D. O Plano de Pormenor do Sector Nascente é invocado como a “base” para o licenciamento da obra, o que terá fundado a necessidade de cedência da parcela;
E. Salvaguarda, por último, a Câmara Municipal a hipótese de reversão da parcela a favor do requerente, caso ocorra “eventual alteração do fim a que a parcela em causa se venha a destinar”.

Do Direito
Do Princípio da Legalidade da Administração

9. Da análise dos factos acima descritos resulta que o licenciamento das obras de construção apreciadas no âmbito do processo camarário n.º … foi condicionado à cedência de uma parcela de terreno que integrava o terreno de implantação da construção.

10. O proprietário do terreno em causa coincide com o requerente no processo de licenciamento das obras particulares promovidas no local.

11. Não obstante as razões invocadas pela Câmara Municipal de S. João da Madeira – as quais se prendem essencialmente com o regime contido em plano urbanístico em elaboração -, não se vislumbra que base legal poderá ter sustentado a imposição camarária de cedência da parcela de terreno.

12. É que o processo de licenciamento que correu os seus termos na Câmara Municipal de S. João da Madeira não se referia a operação de loteamento e obras de urbanização, mas a obras de construção.

13. O regime de licenciamento municipal das obras particulares previsto no Decreto-Lei n.º 445/91, de 20 de Novembro, difere do regime estabelecido no Decreto-Lei n.º 448/91, de 29 de Novembro, quanto ao licenciamento de operações de loteamento e obras de urbanização. Uma das diferenças radica exactamente na obrigatoriedade das cedências para integrar o domínio público, apenas contemplada no licenciamento de loteamentos.

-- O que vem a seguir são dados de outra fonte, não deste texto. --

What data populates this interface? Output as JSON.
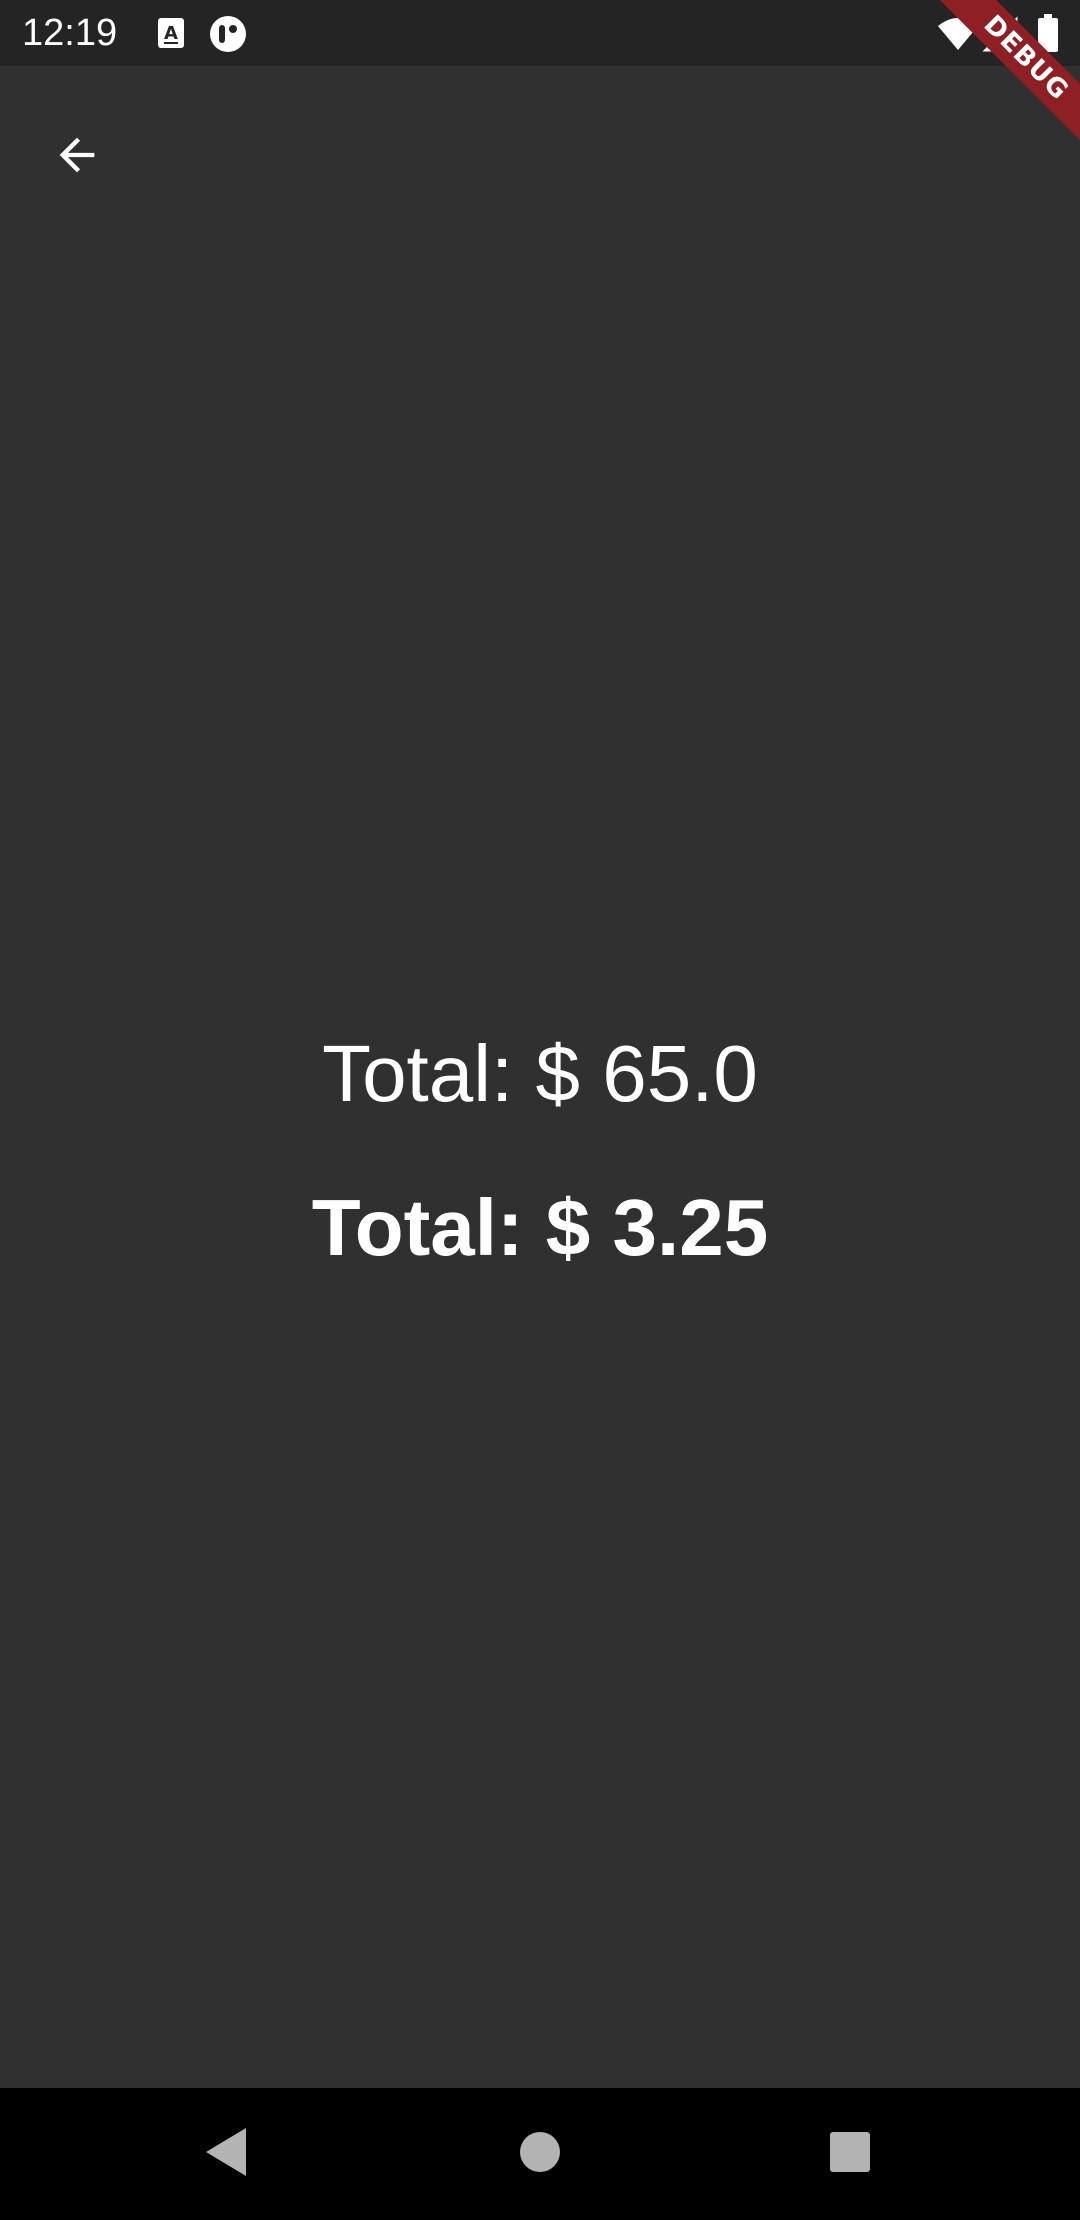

14. O citado Decreto-Lei n.º 445/91, de 20 de Novembro, não prevê nem admite o condicionamento das licenças à cedência de terrenos ao município, seja para integração no domínio público, seja para integração no domínio privado a título de compensação em espécie.

15. Já o regime de licenciamento dos loteamentos prevê a cedência de parcelas de terrenos ao município, cabendo distinguir:

16. No art. 16.º do Decreto-Lei n.º 448/91, de 29 de Novembro (à data, com as alterações introduzidas pela Lei n.º 25/92, de 31 de Agosto) regulam-se as cedências no âmbito do loteamento urbano. A sua interpretação não dispensa a do preceito que o antecede, o qual tem por epígrafe “Terrenos para espaços verdes e de utilização colectiva, infra-estruturas e equipamentos”.

17. A definição das parcelas de terreno destinadas a espaços verdes e de utilização colectiva, infra-estruturas e equipamentos ou os parâmetros para o seu dimensionamento deverão ser encontrados nos planos municipais de ordenamento do território, ou, caso estes não procedam a tal definição, na Portaria n.º 1182/92. Para aferir do respeito pelos parâmetros indicados consideram-se quer as parcelas destinadas aos fins pretendidos de natureza privada, quer as parcelas a ceder ao município. Tratando-se de parcelas privadas, aplica-se o regime das partes comuns do instituto da propriedade horizontal (cfr. art. 15.º, do Decreto-Lei n.º 448/91)

18. Voltando ao art. 16.º, encontra-se o regime das cedências ao município. Prevê o mesmo a cedência gratuita ao município (e não à câmara municipal, como resultaria literalmente do preceito em análise) de parcelas de terreno para espaços verdes e de utilização colectiva, infra-estruturas e equipamentos públicos, “que, de acordo com a operação de loteamento, devam integrar o domínio público”, ocorrendo a cedência com a emissão do respectivo alvará, o que dispensa a celebração da escritura pública de transmissão da propriedade.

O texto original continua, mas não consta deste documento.